Personal information
- Born: March 5, 1968 (age 58) Upland, California, U.S.
- Listed height: 6 ft 7 in (2.01 m)
- Listed weight: 303 lb (137 kg)

Career information
- High school: Chino (CA)
- College: Colorado
- NFL draft: 1991: 4th round, 96th overall pick

Career history
- Indianapolis Colts (1991–1993); Arizona Cardinals (1994); San Diego Chargers (1995)*;
- * Offseason or practice squad member only

Awards and highlights
- National champion (1990); 2× First-team All-Big Eight (1989, 1990); Second-team All-Big Eight (1988);

Career NFL statistics
- Games played: 23
- Stats at Pro Football Reference

= Mark Vander Poel =

American football player (born 1968)

John Mark Vander Poel (born March 5, 1968) is an American former professional football player who was an offensive tackle in the National Football League (NFL).

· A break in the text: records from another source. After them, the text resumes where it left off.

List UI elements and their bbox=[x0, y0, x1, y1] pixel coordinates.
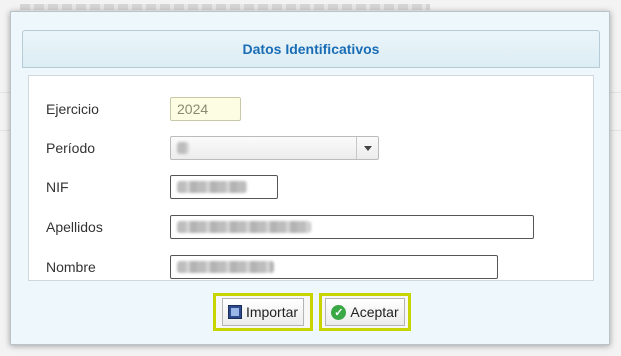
datos-identificativos-dialog: Datos Identificativos Ejercicio 2024 Per… bbox=[10, 11, 610, 345]
apellidos-field[interactable] bbox=[170, 215, 534, 239]
importar-button[interactable]: Importar bbox=[213, 293, 313, 331]
aceptar-button[interactable]: ✓ Aceptar bbox=[319, 293, 411, 331]
ejercicio-label: Ejercicio bbox=[46, 101, 99, 117]
periodo-select[interactable] bbox=[170, 136, 379, 160]
nif-label: NIF bbox=[46, 179, 69, 195]
aceptar-button-face: ✓ Aceptar bbox=[325, 298, 405, 326]
dialog-header: Datos Identificativos bbox=[22, 30, 600, 68]
backdrop-blurred-text bbox=[20, 4, 430, 10]
ejercicio-value: 2024 bbox=[177, 101, 209, 117]
importar-button-face: Importar bbox=[221, 298, 305, 326]
dialog-title: Datos Identificativos bbox=[242, 41, 380, 57]
check-circle-icon: ✓ bbox=[331, 304, 347, 320]
importar-label: Importar bbox=[245, 304, 299, 320]
apellidos-label: Apellidos bbox=[46, 219, 103, 235]
periodo-redacted-value bbox=[177, 142, 189, 154]
nombre-field[interactable] bbox=[170, 255, 498, 279]
import-icon bbox=[227, 305, 242, 319]
form-panel: Ejercicio 2024 Período NIF Apellidos Nom… bbox=[28, 75, 594, 281]
nombre-redacted-value bbox=[177, 261, 274, 273]
nombre-label: Nombre bbox=[46, 259, 96, 275]
periodo-label: Período bbox=[46, 140, 96, 156]
aceptar-label: Aceptar bbox=[350, 304, 399, 320]
nif-redacted-value bbox=[177, 181, 247, 193]
apellidos-redacted-value bbox=[177, 221, 311, 233]
nif-field[interactable] bbox=[170, 175, 278, 199]
periodo-selected-value bbox=[171, 142, 356, 154]
ejercicio-field[interactable]: 2024 bbox=[170, 97, 241, 121]
chevron-down-icon[interactable] bbox=[356, 137, 378, 159]
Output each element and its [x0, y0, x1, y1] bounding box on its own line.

He played college football for the Colorado Buffaloes and in the NFL for the Indianapolis Colts.

==College career==

Vander Poel played college football for the Buffaloes at the University of Colorado Boulder from 1987 to 1990. On his last season with Colorado, he made the All-Big Eight team.

==Professional career==

Vander Poel was selected by the Indianapolis Colts in the fourth round of the 1991 NFL draft. He made his first start with the Colts in October 1991. After being released by the Colts in 1993, he signed with the Arizona Cardinals where he would play before retiring after the 1994 season.